We should be part of all the discussions now going on in the movement about tactics and strategy, suggest alternatives, make the case for actions that will draw in more participants, and create links with frontline communities of color and indigenous rights, while working with the bigger organizations where we are able. Where we have criticisms, we should voice them–in my experience, they will likely find a strong echo.
The ever more desperate ecological and economic situation is itself driving people toward the need for more radical, systemic change–particularly since it has become increasingly obvious to even the casual observer that capitalism has no answers other than to further expand production in the interests of profit. As Marx remarked long ago, capitalism creates its own gravedigger. While he was talking about the 99 Percent, the planet itself is now rebelling against further exploitation at the hands of the 1 Percent.
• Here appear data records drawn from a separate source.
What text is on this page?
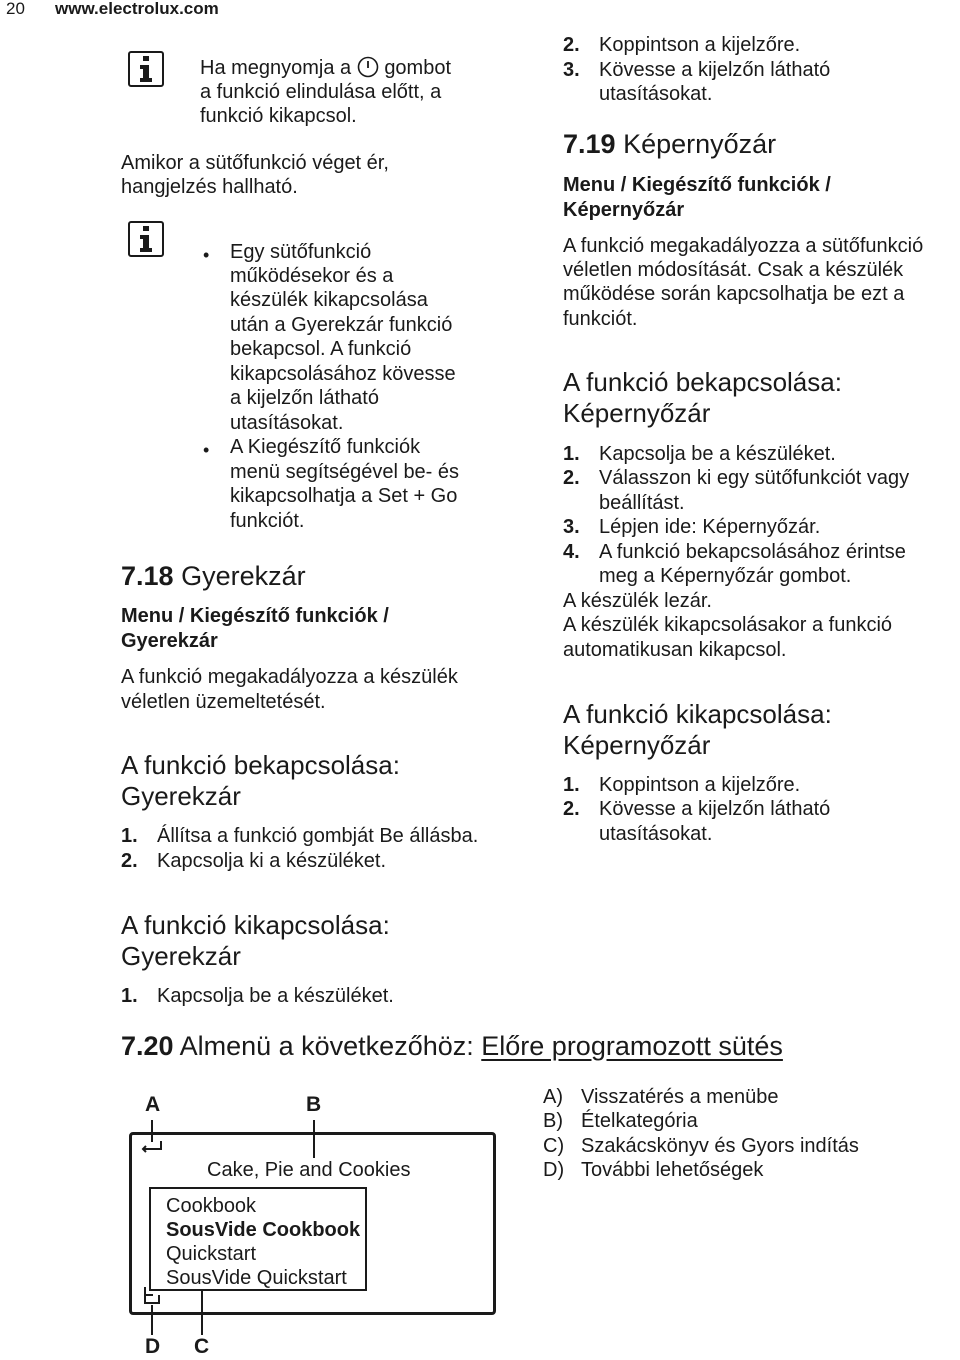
20 www.electrolux.com
Ha megnyomja a gombot
a funkció elindulása előtt, a
funkció kikapcsol.
Amikor a sütőfunkció véget ér,
hangjelzés hallható.
• Egy sütőfunkció
működésekor és a
készülék kikapcsolása
után a Gyerekzár funkció
bekapcsol. A funkció
kikapcsolásához kövesse
a kijelzőn látható
utasításokat.
• A Kiegészítő funkciók
menü segítségével be- és
kikapcsolhatja a Set + Go
funkciót.
7.18 Gyerekzár
Menu / Kiegészítő funkciók /
Gyerekzár
A funkció megakadályozza a készülék
véletlen üzemeltetését.
A funkció bekapcsolása:
Gyerekzár
1. Állítsa a funkció gombját Be állásba.
2. Kapcsolja ki a készüléket.
A funkció kikapcsolása:
Gyerekzár
1. Kapcsolja be a készüléket.
2. Koppintson a kijelzőre.
3. Kövesse a kijelzőn látható
utasításokat.
7.19 Képernyőzár
Menu / Kiegészítő funkciók /
Képernyőzár
A funkció megakadályozza a sütőfunkció
véletlen módosítását. Csak a készülék
működése során kapcsolhatja be ezt a
funkciót.
A funkció bekapcsolása:
Képernyőzár
1. Kapcsolja be a készüléket.
2. Válasszon ki egy sütőfunkciót vagy
beállítást.
3. Lépjen ide: Képernyőzár.
4. A funkció bekapcsolásához érintse
meg a Képernyőzár gombot.
A készülék lezár.
A készülék kikapcsolásakor a funkció
automatikusan kikapcsol.
A funkció kikapcsolása:
Képernyőzár
1. Koppintson a kijelzőre.
2. Kövesse a kijelzőn látható
utasításokat.
7.20 Almenü a következőhöz: Előre programozott sütés
A	B
D C
Cake, Pie and Cookies
Cookbook
SousVide Cookbook
Quickstart
SousVide Quickstart
A) Visszatérés a menübe
B) Ételkategória
C) Szakácskönyv és Gyors indítás
D) További lehetőségek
When I gave talks around the country a few years ago, it was necessary to spend quite a chunk of time putting forward the case that this was a systemic and political problem directly related to capitalism. Now, this is an almost common-sense position. The bulk of any discussion now revolves around: What can we do about it and what kind of society do we want to build in its place?
Most striking of all, Millennials are more willing than their elders to challenge cherished American myths about capitalism and class. According to a 2011 Pew study, Americans under 30 are the only segment of the population to describe themselves as "have-nots" rather than "haves." They are far more likely than older Americans to say that business enjoys more control over their lives than government. And unlike older Americans, who favor capitalism over socialism by roughly 25 points, Millennials, narrowly, favor socialism."
As upsetting and urgent as the global physical situation is, the political situation is changing in our favor. Our challenge is to build on the revolts of 2011, take inspiration from the uprisings in Turkey, Greece and Brazil, and implement tactics and strategies that take us forward to a revolutionary reconstitution of social power in the interests of social and ecological justice.